Grief = Rebirth

So, I was driving along in my Jeep with my thoughts recently, as I often do, and I was thinking about my grief cycle. Suddenly, I had an epiphany!

Wait, let me first start from another place. I am currently, fortunately, and excitedly involved in a unique theatre piece which has all the feels of the human experience in a theatrical collage. By “theatrical collage” I mean it involves the journey of one woman, who gave birth to a sweet baby girl who was born with a unique set of learning skills. In this theatrical piece, video, stylized movement, heart pouring, humor, live music, dance and simple yet effective technical magic are all involved. It is the essence of theatrical storytelling. It’s a true and moving story. It is powerful…

While taking part in this theatrical telling about one woman’s human truth, I suddenly felt the intense passion I once had for theatre performed as an education. I always loved working on theatrical projects that stir the soul to change, educates the heart, stimulates the mind and leaves the audience with a newfound sense of self to share with the world. I directed many of these kinds of plays and original projects with teens in my early career. It’s one of the ways live theatre is so profound in it’s action.

So, with all of these thoughts in my pocket, I began to stir my soul again about a theatre project I’ve been swirling around in my head and have mentioned doing for a few years now. This piece tells the tale of my own experience with devastating grief and how it has changed who I am as a human being in the world. Also, I know that my grief is mine alone, but knowing that what I have encountered on my journey effects all of us at one time or another and in different ways, pulls at me. It astounds me because not everyone knows how to share their story. I also am acutely aware that people can stop talking about your grief or the loss of your loved one with you because they think it is time for you to move on.

Sometimes grieving individuals, given the chance to talk, don’t know how to put what they are experiencing into words. Maybe they are lucky enough to share somewhere…in private conversations or in small rooms with groups of similar people. It got me thinking…what if we could send the message outward to include many more people who truly don’t know how to deal with what they are feeling?

So back to my epiphany! In my thinking about this I saw a visual of humanity experiencing grief as a rebirth. Let me explain. When Paul first died, I crawled into a fetal ball for quite awhile. I was helpless, lost, broken and in so much physical pain. I curled up into myself to the liking of a fetus, protecting my broken heart I think. I was unborn…swimming in my grief…small.

In the months that followed, I crawled out from under myself and began to eat, sit up, walk a few steps and eventually I was standing on my own two feet. As the months went by and then the years, I found my new place in the world. It took surmountable effort on my part, but I persevered through all of the stages. Crawling, sitting, walking and eventually running. This strikes me because it was like being reborn. I’m a different person now. I look at life through a different lens…a more powerful one. I have to say that I’m finally feeling newly formed in this world, with room for more growth. If you would have told me that I would be here where I am right now, a few years ago, I would have thought you were crazy. But yet, here I am. Alive in my body, stimulated by art, music and theatre, surviving on my own, self-employed with a business I own with my son, and finding many social experiences with friends both old and new.

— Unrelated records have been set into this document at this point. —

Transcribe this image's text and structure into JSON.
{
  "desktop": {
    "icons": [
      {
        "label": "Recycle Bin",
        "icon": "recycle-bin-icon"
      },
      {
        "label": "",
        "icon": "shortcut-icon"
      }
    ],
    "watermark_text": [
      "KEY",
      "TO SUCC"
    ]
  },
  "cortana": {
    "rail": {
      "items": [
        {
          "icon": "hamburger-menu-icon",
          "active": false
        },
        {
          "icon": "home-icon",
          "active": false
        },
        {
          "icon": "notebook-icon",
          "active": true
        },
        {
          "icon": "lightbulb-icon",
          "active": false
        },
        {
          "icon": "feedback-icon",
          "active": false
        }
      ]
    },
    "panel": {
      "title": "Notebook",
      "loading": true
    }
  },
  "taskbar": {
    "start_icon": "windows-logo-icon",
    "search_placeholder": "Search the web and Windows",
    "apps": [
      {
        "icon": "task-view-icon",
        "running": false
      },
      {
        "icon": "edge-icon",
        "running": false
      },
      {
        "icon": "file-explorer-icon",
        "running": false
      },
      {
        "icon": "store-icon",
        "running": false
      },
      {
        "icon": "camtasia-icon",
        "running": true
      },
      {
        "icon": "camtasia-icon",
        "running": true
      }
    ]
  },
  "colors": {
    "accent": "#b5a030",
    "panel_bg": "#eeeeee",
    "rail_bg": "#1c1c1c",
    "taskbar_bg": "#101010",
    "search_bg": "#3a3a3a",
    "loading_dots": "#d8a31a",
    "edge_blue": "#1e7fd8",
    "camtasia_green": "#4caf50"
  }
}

This theatrical piece I always envisioned writing will involve other people’s stories intermingled with mine, from those who are willing to share. It will include acting, movement, music, and will be a visceral experience for those watching, allowing them to have their moment of much needed catharsis. My hope is that they will then feel part of a whole, instead of feeling as if they are in an isolated dark hole alone and broken, where my grief started for me.

Grief comes in many forms. It is devastating and although I thought I was prepared, I wasn’t. What I found in my process is that I am a lot stronger and resilient than I even knew I could be, and that by helping others with similar circumstances helps me to heal too. I feel that I have something to say that shines a positive light on moving forward after losing someone you love. I want to help those who need it. I want to be that kind of person.

I had an epiphany and I will share it with anyone who will listen and learn.